“It gets at engaging other healthcare team members in promoting a healthy lifestyle. If that comes from occupational therapists, who have their own approaches, sure. We often refer our patients to OT for physical issues and physical disabilities, but I think engaging them in chronic disease care is really innovative and novel,” she commented.
Different Results in Type 1 and Type 2 Diabetes
The REAL study included young adults aged 18 to 30 years old of low socioeconomic status who had had either type 1 or type 2 diabetes for at least a year and an HbA1c of 8.0% or higher.
The intervention comprised 12 one-hour OT sessions delivered over 6 months in home or community settings. Content modules covered living with diabetes, access and advocacy, activity and health, social support, and emotional well-being. Each was individually tailored to the patient with the use of motivational interviewing.
Controls received informational pamphlets and were called by phone every 2 weeks to check whether they’d read the material and if they had questions.
A total of 81 patients were randomized. They had a mean age of 22.6 years, 63% were female, 78% were Hispanic/Latino,10% were African American, 10% white, and 23.8% were living below the federal poverty line.
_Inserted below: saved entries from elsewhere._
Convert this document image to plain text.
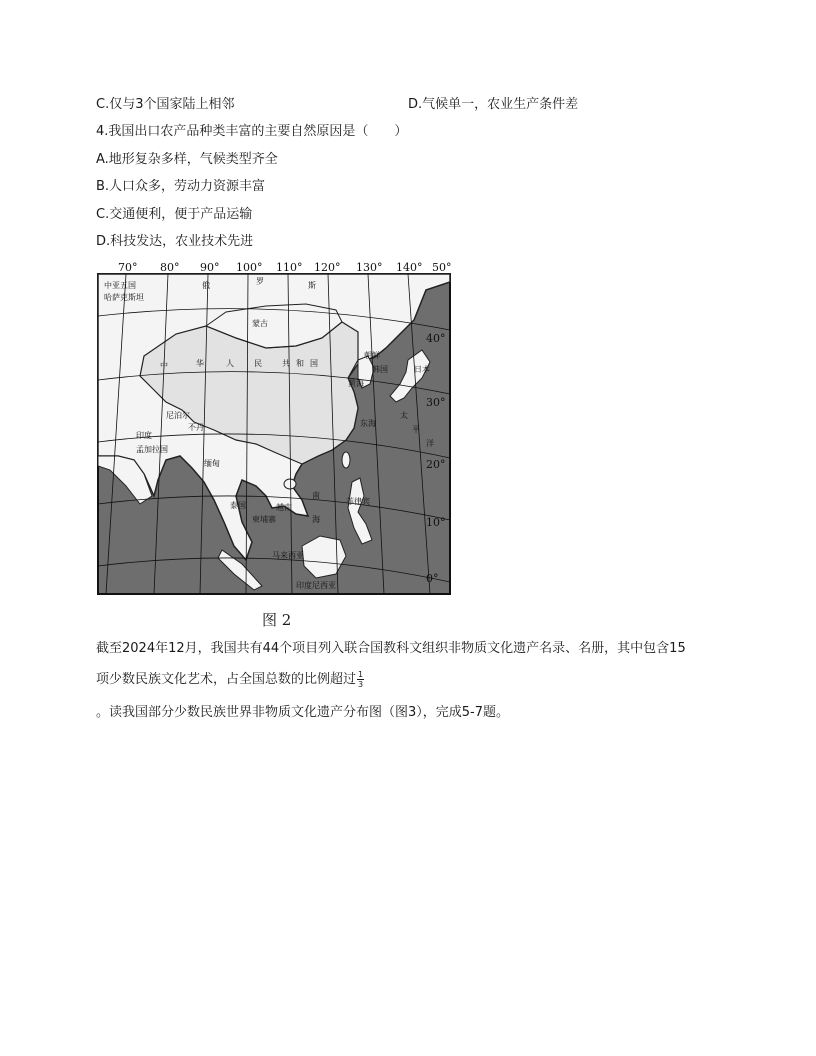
C.仅与3个国家陆上相邻	D.气候单一，农业生产条件差
4.我国出口农产品种类丰富的主要自然原因是（　　）
A.地形复杂多样，气候类型齐全
B.人口众多，劳动力资源丰富
C.交通便利，便于产品运输
D.科技发达，农业技术先进
70° 80° 90° 100° 110° 120° 130° 140° 50°
40°
30°
20°
10°
0°
中亚五国
哈萨克斯坦
俄	罗	斯
蒙古
中	华	人	民	共 和 国
韩国
朝鲜
日本
黄海
东海
太
平
洋
印度
尼泊尔
不丹
孟加拉国
缅甸
泰国
柬埔寨
越南
南
海
菲律宾
马来西亚
印度尼西亚
图 2
截至2024年12月，我国共有44个项目列入联合国教科文组织非物质文化遗产名录、名册，其中包含15
项少数民族文化艺术，占全国总数的比例超过 $\frac{1}{3}$
。读我国部分少数民族世界非物质文化遗产分布图（图3），完成5-7题。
Three-quarters had type 1 diabetes, and the rest had type 2. Overall diabetes duration was 9.7 years, and mean HbA1c for the entire group was 10.8%. Mean score for diabetes distress was 9.6 on a scale where greater than 8 reflects clinically significant distress. In all, 35 in the OT group and 37 in the control group completed the study and follow-up.
At 6 months, HbA1c had dropped by 0.57 percentage points in the OT group, while in the control group it rose by 0.36, a significant difference between groups (P = .01).
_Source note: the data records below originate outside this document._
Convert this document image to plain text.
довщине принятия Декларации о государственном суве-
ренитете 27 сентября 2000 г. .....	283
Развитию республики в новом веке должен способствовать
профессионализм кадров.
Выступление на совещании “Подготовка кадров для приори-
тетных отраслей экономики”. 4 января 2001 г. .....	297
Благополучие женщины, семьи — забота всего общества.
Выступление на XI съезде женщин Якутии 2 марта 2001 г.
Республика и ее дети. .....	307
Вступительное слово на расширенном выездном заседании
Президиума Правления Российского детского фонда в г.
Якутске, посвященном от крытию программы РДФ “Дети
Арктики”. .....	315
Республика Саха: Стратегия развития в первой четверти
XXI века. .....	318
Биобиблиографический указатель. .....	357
Unexpectedly, the response differed by diabetes type: Among the 56 patients with type 1 diabetes, HbA1c dropped by 0.84 vs 0.03 percentage points in the OT treatment and control groups, respectively (P = .04), while it actually rose in both treatment and control groups among the 19 with type 2 diabetes (0.2 vs 1.58 percentage points, P = .10).
The reason for this difference isn’t clear. It may be that something about the intervention didn’t resonate with the type 2 patients, or simply that it was a spurious finding given the small number in that group.
Moreover, Dr Pyatak noted that youth-onset type 2 diabetes is particularly difficult to control and little is known about the usual HbA1c trajectory in that population. “Is the 20s just a time you’d expect to see worsening? I’m still puzzling through this a bit,” she said.
Overall for the entire group, significant improvements were also seen for the OT treatment compared with the controls in the Audit of Diabetes-Dependent Quality of Life (0.7 vs 0.15, P = .04) and for checking blood glucose in the Self-Reported Behavioral Automaticity Index, a measure of the extent to which the behavior had become a “habit” (3.94 vs 1.65, P = .05).
There were no other differences in overall effect by gender, ethnicity, diabetes type, or setting.
Dr Pyatak said her team has now received funding to implement the REAL intervention in a large Los Angeles County primary-care setting, and they’re hoping to also launch a study of the intervention delivered via telehealth.
When Dr Baig was asked whether her Chicago center employs an occupational therapist as part of their diabetes team, she replied: “We don’t. We should. I think we haven’t engaged them in their full capacity.”
The REAL study was funded by the National Institute of Diabetes and Digestive and Kidney Diseases/National Institutes of Health. Dr Pyatak has no relevant financial relationships. Disclosures for the coauthors are listed in the abstract. Dr Baig has no relevant financial relationships.